Some family members told The Denver Post they had already spoken with prosecutors, or expected to on Wednesday.
"It's hard for us to get excited because it's just an offer," said Lonnie Phillips, stepfather of 24-yeare-old aspiring sports broadcaster Jessica Ghawi, who died in the shooting. "Until something is accepted, it's just nothing."
"My vote was for this person to be put to death. This is the guy who did it," said Tom Sullivan, whose 27-year-old son, Alex, died in the July 20 mass shooting.
Tom Sullivan, whose son, Alex, 27, died in the shooting, told the Post he was prepared for a lengthy trial. "My vote was for this person to be put to death," he said.

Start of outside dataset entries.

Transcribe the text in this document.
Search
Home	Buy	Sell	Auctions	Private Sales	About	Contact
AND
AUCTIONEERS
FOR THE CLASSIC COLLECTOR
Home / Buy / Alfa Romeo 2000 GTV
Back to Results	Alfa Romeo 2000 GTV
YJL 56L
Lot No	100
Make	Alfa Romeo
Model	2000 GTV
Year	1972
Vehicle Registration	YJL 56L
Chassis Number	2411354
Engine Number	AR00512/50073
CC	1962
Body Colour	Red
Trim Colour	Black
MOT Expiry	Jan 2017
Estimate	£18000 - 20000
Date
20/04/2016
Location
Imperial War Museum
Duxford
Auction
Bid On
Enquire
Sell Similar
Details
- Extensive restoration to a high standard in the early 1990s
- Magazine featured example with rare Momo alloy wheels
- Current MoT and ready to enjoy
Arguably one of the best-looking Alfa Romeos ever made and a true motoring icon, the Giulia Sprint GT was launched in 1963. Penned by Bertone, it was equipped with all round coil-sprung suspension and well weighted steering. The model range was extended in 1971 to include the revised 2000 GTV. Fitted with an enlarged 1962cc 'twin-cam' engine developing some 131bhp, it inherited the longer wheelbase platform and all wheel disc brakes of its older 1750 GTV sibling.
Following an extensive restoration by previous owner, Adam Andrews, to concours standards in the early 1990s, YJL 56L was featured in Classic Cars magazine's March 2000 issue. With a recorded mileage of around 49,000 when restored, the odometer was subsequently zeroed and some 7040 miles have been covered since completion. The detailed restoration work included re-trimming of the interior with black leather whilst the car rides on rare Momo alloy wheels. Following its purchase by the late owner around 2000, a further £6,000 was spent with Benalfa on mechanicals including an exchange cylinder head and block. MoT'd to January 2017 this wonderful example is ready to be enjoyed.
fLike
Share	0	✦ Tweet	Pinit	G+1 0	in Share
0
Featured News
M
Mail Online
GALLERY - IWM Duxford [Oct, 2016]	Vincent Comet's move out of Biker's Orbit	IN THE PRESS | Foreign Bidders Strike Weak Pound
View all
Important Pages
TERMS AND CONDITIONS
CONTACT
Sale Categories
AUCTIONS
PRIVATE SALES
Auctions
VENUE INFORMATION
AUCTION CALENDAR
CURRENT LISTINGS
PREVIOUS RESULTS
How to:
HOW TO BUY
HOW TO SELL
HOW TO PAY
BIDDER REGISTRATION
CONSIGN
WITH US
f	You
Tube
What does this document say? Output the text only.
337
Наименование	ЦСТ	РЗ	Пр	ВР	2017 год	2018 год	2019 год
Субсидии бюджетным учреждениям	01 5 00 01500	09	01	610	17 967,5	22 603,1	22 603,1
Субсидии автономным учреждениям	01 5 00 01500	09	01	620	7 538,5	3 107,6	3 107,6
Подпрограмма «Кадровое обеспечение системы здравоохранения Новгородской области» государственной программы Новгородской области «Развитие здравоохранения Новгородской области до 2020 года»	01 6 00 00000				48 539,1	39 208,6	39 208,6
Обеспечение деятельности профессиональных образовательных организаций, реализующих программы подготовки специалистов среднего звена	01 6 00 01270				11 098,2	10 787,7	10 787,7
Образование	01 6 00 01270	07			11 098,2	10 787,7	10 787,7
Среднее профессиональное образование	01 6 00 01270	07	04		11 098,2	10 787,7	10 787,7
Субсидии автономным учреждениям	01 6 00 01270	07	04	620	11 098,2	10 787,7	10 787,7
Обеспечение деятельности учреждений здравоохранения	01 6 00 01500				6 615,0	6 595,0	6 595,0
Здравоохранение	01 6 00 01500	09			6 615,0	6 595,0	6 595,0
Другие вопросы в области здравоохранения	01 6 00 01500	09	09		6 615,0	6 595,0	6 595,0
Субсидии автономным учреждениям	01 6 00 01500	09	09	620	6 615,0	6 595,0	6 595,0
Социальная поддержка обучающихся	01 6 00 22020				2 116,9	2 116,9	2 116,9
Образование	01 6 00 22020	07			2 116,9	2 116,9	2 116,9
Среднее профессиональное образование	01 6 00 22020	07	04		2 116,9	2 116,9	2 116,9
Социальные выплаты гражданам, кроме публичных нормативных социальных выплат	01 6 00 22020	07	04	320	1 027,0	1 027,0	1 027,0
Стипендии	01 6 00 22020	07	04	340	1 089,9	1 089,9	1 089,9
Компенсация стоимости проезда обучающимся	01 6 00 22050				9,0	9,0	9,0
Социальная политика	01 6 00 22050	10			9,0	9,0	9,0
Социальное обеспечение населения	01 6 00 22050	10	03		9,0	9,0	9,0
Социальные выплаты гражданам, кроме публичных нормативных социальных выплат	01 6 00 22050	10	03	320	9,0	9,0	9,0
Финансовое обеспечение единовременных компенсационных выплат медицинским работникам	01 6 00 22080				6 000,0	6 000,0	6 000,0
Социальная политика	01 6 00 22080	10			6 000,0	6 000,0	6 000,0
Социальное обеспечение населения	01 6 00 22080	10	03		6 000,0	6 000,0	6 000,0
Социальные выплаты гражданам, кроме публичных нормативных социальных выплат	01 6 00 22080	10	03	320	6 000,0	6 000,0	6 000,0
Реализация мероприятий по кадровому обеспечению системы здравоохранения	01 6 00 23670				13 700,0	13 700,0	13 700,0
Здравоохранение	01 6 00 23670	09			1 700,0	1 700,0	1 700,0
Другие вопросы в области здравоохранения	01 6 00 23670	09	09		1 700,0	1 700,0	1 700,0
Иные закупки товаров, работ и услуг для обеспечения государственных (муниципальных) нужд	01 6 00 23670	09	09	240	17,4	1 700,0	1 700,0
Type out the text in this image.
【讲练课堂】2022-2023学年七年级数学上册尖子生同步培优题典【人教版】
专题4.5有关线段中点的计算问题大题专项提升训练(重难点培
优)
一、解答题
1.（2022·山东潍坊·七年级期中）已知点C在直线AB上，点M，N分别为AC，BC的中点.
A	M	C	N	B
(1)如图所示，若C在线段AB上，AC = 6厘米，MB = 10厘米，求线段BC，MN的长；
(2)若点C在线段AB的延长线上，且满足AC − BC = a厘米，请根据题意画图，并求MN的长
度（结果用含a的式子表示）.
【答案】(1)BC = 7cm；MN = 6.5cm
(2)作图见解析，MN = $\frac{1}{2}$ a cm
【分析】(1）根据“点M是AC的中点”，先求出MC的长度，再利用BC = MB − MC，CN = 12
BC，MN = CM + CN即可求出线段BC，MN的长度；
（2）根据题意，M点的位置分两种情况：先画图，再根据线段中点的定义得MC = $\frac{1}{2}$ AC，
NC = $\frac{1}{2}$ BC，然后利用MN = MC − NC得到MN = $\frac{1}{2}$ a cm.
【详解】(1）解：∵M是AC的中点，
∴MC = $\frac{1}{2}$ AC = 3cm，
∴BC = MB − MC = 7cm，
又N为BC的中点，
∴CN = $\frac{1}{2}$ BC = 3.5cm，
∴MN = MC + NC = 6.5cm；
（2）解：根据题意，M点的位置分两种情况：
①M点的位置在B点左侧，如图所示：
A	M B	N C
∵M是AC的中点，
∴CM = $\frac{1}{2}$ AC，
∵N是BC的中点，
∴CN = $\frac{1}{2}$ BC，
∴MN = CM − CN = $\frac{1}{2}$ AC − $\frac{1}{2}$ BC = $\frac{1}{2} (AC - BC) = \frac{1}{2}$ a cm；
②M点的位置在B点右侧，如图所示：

But he also said that if his family were relieved of the emotional toll of a months-long trial by a plea agreement to avoid the death penalty, he would approve.
In an interview with The Associated Press, former prosecutor Bob Gallagher remembered a 1993 murder case in which defense attorneys came to him with tears in their eyes asking for a plea deal that would spare their client the death penalty. He turned them down.
"That is no doubt one of the toughest decisions I've ever had to make," said Gallagher, the Arapahoe County district attorney at the time four people were killed in a Denver-area Chuck E. Cheese pizzeria.
Gallagher said that he believed the death penalty should be an option for the jury. "Am I, the elected DA, qualified to talk about and make up my mind on a moral decision? Should this person be put to death or not?"
Nathan Dunlap was convicted of the murders in 1996 and sentenced to death 16 years ago. He is only now nearing the end of his appeals. No execution date has been set.